There is no absolute agreement about the meaning and power of free speech. If you asked five intelligent, well-read people what free speech means to them, you would likely receive many different responses.
When discussing free speech, hardliners say that a person should be able to express his or her opinion in words and/or actions without any censorship or regulation by government, corporations, parents, teachers, police or neighbors. Of course, there are some practical limitations. Language and actions that lead to violence are generally excluded from free speech protection. This aspect of the issue results in great disagreement in public forums.
Does Twitter and the other companies that foster social media have a responsibility and the right to restrict commentary on their website? If editors at Twitter believe Donald Trump is a menace to society, is it their prerogative to ban his tweets?
Twitter may feel that Trump’s rhetoric, or anything related to the former president, is harmful to society. Should the company have the power to ban any commentary by him or reporting by others. Should Twitter be able to do this legally?
Free speech advocates often say that any expression of opinion is fair game, and Trump should not be censored. If any despicable rhetoric is censored, it is a chip off the pillar of freedom of speech. Frankly, the two sides on this issue are at loggerheads.
When it comes to government intervention with extreme opponents, or those with a more tolerant perception of free speech, the controversy always becomes more vitriolic. The current state of affairs is really mixed depending upon the issues involved. For instance, supporters and opponents relating to “protest” are always in violent disagreement. On college campuses, protests of radical perspectives have frequently led to violence, yet the perpetrators of the action believe they should have the protection of freedom of speech.
Historically, even the vilest organizations such as neo-Nazi groups have been given leeway to march and offer their opinions. Many free speech advocates believe that every group has a right to speak and organize, and if any are not allowed to express themselves, we might as well rip up the Constitution.

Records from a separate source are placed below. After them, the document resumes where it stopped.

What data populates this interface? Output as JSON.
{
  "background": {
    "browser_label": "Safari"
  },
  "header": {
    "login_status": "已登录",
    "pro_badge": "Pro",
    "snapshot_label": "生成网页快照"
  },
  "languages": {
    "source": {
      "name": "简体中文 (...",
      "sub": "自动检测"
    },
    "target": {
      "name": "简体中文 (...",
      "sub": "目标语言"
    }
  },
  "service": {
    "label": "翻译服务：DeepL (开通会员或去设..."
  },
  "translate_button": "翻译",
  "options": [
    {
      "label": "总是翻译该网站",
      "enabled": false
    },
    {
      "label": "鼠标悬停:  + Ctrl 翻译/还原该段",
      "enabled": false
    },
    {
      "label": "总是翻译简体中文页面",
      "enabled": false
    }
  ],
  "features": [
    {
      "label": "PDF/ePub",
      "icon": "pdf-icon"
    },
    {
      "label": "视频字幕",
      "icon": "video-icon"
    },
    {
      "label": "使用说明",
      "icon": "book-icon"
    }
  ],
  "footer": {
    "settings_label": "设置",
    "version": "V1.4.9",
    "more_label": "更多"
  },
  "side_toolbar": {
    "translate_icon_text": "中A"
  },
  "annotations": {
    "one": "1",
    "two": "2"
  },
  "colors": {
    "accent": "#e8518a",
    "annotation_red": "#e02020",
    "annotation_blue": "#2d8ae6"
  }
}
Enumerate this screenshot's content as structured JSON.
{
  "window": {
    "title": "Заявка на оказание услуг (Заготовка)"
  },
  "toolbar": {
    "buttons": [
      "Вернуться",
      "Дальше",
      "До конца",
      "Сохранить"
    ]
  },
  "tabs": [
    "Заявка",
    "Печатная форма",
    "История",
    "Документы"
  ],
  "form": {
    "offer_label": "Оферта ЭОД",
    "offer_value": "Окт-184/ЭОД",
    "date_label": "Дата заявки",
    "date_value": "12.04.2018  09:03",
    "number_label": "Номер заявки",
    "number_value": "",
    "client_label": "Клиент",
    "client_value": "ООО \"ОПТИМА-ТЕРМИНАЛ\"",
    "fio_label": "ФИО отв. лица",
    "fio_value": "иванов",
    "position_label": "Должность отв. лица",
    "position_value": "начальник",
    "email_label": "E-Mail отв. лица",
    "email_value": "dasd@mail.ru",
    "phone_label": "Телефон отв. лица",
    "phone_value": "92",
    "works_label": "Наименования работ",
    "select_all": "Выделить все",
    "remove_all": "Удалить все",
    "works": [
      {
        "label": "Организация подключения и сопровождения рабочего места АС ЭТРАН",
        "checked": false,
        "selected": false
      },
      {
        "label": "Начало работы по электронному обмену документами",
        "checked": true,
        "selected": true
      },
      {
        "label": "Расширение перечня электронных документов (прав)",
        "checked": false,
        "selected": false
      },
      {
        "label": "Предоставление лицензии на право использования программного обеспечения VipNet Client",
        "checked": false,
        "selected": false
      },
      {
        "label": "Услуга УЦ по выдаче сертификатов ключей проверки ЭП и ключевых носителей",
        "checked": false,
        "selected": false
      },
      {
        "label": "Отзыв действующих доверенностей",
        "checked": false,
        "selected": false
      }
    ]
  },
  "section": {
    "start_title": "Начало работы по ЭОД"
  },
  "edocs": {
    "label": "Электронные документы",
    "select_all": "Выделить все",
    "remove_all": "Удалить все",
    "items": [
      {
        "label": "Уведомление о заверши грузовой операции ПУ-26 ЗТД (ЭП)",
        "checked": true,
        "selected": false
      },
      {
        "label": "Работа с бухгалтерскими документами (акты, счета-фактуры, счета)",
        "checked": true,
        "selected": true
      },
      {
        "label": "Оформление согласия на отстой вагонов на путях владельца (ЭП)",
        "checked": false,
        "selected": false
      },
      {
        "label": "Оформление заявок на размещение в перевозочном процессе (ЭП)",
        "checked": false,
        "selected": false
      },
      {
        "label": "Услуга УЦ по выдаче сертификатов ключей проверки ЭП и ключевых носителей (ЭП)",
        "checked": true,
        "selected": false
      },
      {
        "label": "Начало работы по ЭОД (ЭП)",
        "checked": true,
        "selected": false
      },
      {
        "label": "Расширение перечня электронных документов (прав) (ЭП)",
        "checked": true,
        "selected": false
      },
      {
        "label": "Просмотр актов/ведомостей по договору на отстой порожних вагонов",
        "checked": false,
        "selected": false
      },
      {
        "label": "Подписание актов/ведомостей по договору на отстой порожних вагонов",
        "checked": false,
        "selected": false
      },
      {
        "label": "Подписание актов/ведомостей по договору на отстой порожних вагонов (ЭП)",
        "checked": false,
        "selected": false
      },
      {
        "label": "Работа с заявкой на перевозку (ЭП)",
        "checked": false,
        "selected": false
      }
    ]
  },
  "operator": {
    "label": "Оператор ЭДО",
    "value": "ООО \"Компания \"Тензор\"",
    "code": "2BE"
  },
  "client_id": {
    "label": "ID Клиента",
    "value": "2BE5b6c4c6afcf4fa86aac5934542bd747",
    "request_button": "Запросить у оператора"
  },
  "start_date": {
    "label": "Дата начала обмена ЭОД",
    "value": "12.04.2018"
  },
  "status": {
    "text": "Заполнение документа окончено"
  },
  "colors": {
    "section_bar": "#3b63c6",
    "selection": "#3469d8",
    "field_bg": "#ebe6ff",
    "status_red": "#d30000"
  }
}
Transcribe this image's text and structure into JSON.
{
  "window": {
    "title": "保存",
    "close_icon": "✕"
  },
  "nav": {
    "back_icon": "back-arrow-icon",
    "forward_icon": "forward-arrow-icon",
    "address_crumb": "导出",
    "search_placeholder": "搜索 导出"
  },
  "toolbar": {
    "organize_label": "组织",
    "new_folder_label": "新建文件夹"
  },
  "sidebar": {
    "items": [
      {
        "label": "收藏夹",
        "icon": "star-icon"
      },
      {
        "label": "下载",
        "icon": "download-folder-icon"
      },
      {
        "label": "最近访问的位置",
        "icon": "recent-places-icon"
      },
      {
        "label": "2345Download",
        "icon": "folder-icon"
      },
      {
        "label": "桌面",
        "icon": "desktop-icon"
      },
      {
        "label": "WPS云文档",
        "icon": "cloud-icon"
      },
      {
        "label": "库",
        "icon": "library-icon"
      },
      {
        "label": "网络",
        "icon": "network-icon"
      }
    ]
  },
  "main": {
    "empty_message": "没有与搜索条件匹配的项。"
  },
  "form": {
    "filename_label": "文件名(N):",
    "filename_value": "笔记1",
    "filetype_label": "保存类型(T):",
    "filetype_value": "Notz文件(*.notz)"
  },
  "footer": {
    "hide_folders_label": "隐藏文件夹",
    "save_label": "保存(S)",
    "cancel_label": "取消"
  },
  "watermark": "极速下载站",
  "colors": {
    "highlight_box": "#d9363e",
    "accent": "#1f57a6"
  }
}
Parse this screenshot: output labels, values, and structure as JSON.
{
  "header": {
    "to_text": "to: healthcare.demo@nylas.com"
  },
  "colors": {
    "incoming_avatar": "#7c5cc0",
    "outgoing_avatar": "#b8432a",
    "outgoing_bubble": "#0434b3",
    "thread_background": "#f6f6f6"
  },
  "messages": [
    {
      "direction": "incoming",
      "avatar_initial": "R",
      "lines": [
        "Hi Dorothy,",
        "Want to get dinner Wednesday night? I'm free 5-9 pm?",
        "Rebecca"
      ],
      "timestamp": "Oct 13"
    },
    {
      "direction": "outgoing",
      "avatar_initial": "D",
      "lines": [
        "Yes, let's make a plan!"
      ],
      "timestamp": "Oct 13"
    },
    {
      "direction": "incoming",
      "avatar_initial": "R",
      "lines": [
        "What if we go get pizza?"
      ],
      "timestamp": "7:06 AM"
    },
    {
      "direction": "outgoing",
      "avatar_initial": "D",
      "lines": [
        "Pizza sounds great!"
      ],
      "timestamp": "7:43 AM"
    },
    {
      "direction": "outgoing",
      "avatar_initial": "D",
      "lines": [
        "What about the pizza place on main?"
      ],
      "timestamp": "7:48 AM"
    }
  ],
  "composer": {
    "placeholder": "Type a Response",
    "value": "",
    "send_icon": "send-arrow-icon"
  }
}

Elon Musk resents the influence Twitter has and wants to restructure the company so that it does not censor anyone, even if rhetoric is harsh and objectionable. He seems to think that he is the person most able to manage the right of free speech in our country. Many may laud Musk’s desire to protect free speech, but will resist a situation where Musk is making decisions for the country.
The concept of free speech is much larger than any one company or one individual. And, shouldn’t Congress and SCOTUS be the groups that make and interpret free speech law? We are at a dangerous moment in history. Should the US allow corporations and their management to make free speech rules for us, or not?